14ème législature

Question N° 4388
de M. Olivier Falorni (Radical, républicain, démocrate et progressiste - Charente-Maritime )
Question au gouvernement
Ministère interrogé > Justice
Ministère attributaire > Justice

Rubrique > santé

Tête d'analyse > fin de vie

Analyse > encadrement.

Question publiée au JO le : 23/11/2016
Réponse publiée au JO le : 23/11/2016 page : 7673

Texte de la question

Texte de la réponse

POURVOI EN CASSATION DU MINISTÈRE PUBLIC CONTRE LA RELAXE DE JEAN MERCIER


M. le président. La parole est à M. Olivier Falorni, pour le groupe radical, républicain, démocrate et progressiste.

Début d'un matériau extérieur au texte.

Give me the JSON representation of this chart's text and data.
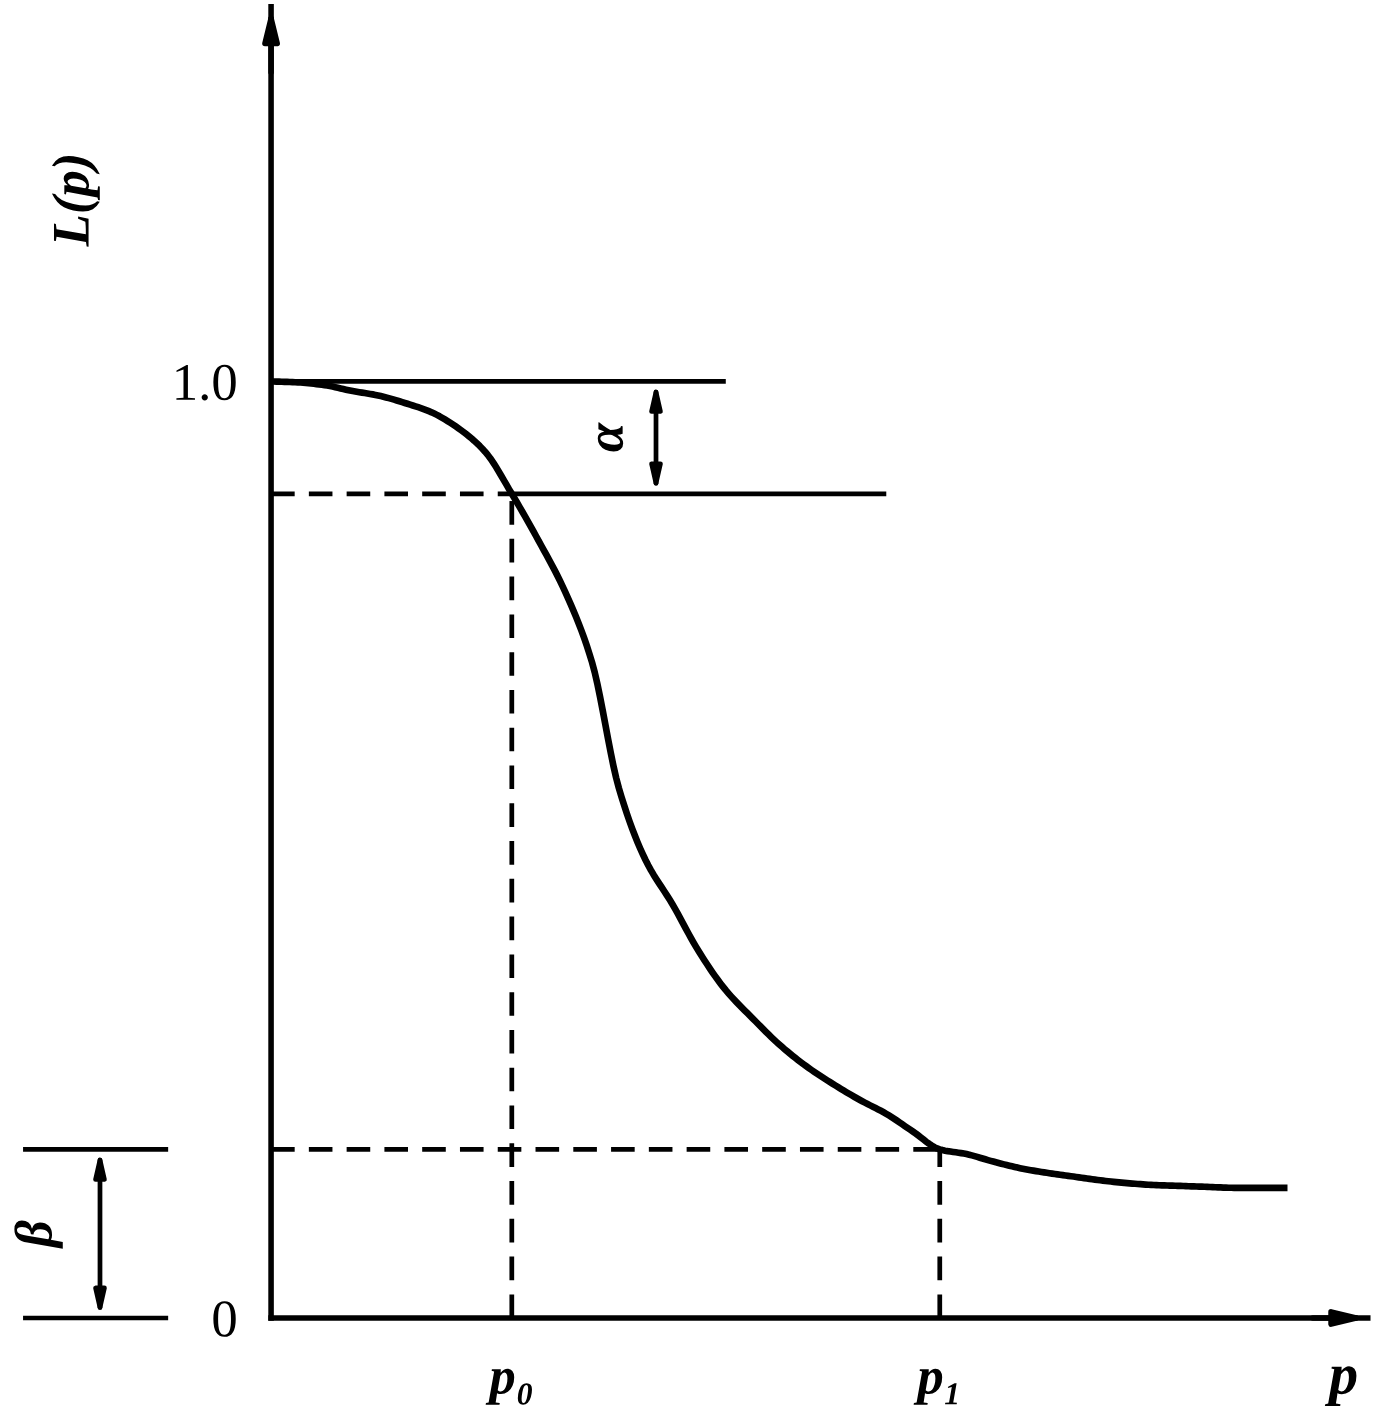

M. Olivier Falorni. Monsieur le ministre de la justice, Jean Mercier a quatre-vingt-huit ans. Il est gravement malade, et cela fait cinq ans que ce vieil homme est traité comme un criminel pour avoir accompli un geste de compassion, un acte d'amour à l'égard de son épouse de quatre-vingt-trois ans, qui le suppliait d'abréger les souffrances insupportables d'une vie qui n'était plus qu'une survie. Alors oui, après cinquante-cinq ans de mariage, M. Mercier a accepté d'aider sa femme à décapsuler les médicaments nécessaires pour qu'elle s'éteigne dans l'apaisement.

Condamné en première instance pour non-assistance à personne en danger, Jean Mercier avait finalement été relaxé en appel, le 10 novembre dernier, au grand soulagement de ses proches. Or, nous avons appris avec stupeur, il y a quelques jours, que le ministère public, en l'occurrence le parquet général de Lyon, décidait de se pourvoir en cassation contre cette relaxe. Cela signifie que cet homme de près de quatre-vingt-dix ans, malade, usé et épuisé, va devoir subir à nouveau, pendant des mois, voire des années, cette infernale mécanique judiciaire, à moins que, pis encore, il ne quitte ce bas monde avant d'avoir été définitivement innocenté.

Cette affaire démontre, hélas, une nouvelle fois, que notre législation sur la fin de vie est totalement hypocrite et qu'elle ne règle rien, bien au contraire. Pour avoir épargné à sa femme de subir un acharnement médical, Jean Mercier subit aujourd'hui un acharnement judiciaire. C'est pour lui un double drame et une double peine. Monsieur le ministre, il y a la loi, mais aussi l'esprit de la loi. Celui-ci devrait conduire, par humanité, à laisser enfin ce vieil homme pouvoir finir sa vie en paix. (Vifs applaudissements sur les bancs du groupe radical, républicain, démocrate et progressiste, du groupe socialiste, écologiste et républicain, du groupe de la Gauche démocrate et républicaine et du groupe de l'Union des démocrates et indépendants, et sur plusieurs bancs du groupe Les Républicains.)

M. le président. La parole est à M. le garde des sceaux, ministre de la justice.

M. Jean-Jacques Urvoas, garde des sceaux, ministre de la justice. Monsieur le député, il y a la loi et il y a l'esprit de la loi. S'agissant de l'esprit de la loi, chacun d'entre nous peut avoir une opinion personnelle sur cette douloureuse affaire. S'agissant de la loi, l'Assemblée nationale, le Sénat ont voté, en 2013, un texte qui interdit au garde des sceaux de donner des instructions individuelles sur les affaires. (Exclamations sur quelques bancs du groupe Les Républicains.) C'est dorénavant l'article 30 du code de procédure pénale. Il va donc de soi que le parquet général de la cour d'appel de Lyon ne m'a pas informé de sa décision de former appel.

Les faits sont simples, et vous les avez très justement répétés. Le tribunal correctionnel s'est prononcé sur le chef de non-assistance à personne en danger. La cour d'appel de Lyon a estimé que ce n'était pas ce chef d'accusation qui devait être retenu, mais celui de meurtre ou de complicité de meurtre. Il y a donc une divergence entre les deux juridictions. Vous savez comme moi que, depuis sa création en 1804, la Cour de cassation n'est pas une troisième juridiction.

La chambre criminelle de la Cour de cassation va se prononcer sur la qualification des faits et vérifier que les procédures se sont déroulées dans le strict respect de la légalité. Cela peut être frustrant pour ceux qui, comme vous, mènent un combat pour le droit de mourir dans la dignité, mais ce ne sera pas le propos de la chambre criminelle de la Cour de cassation, qui ne se prononcera que sur la qualification de droit. (Applaudissements sur quelques bancs du groupe socialiste, écologiste et républicain et du groupe de l'Union des démocrates et indépendants.)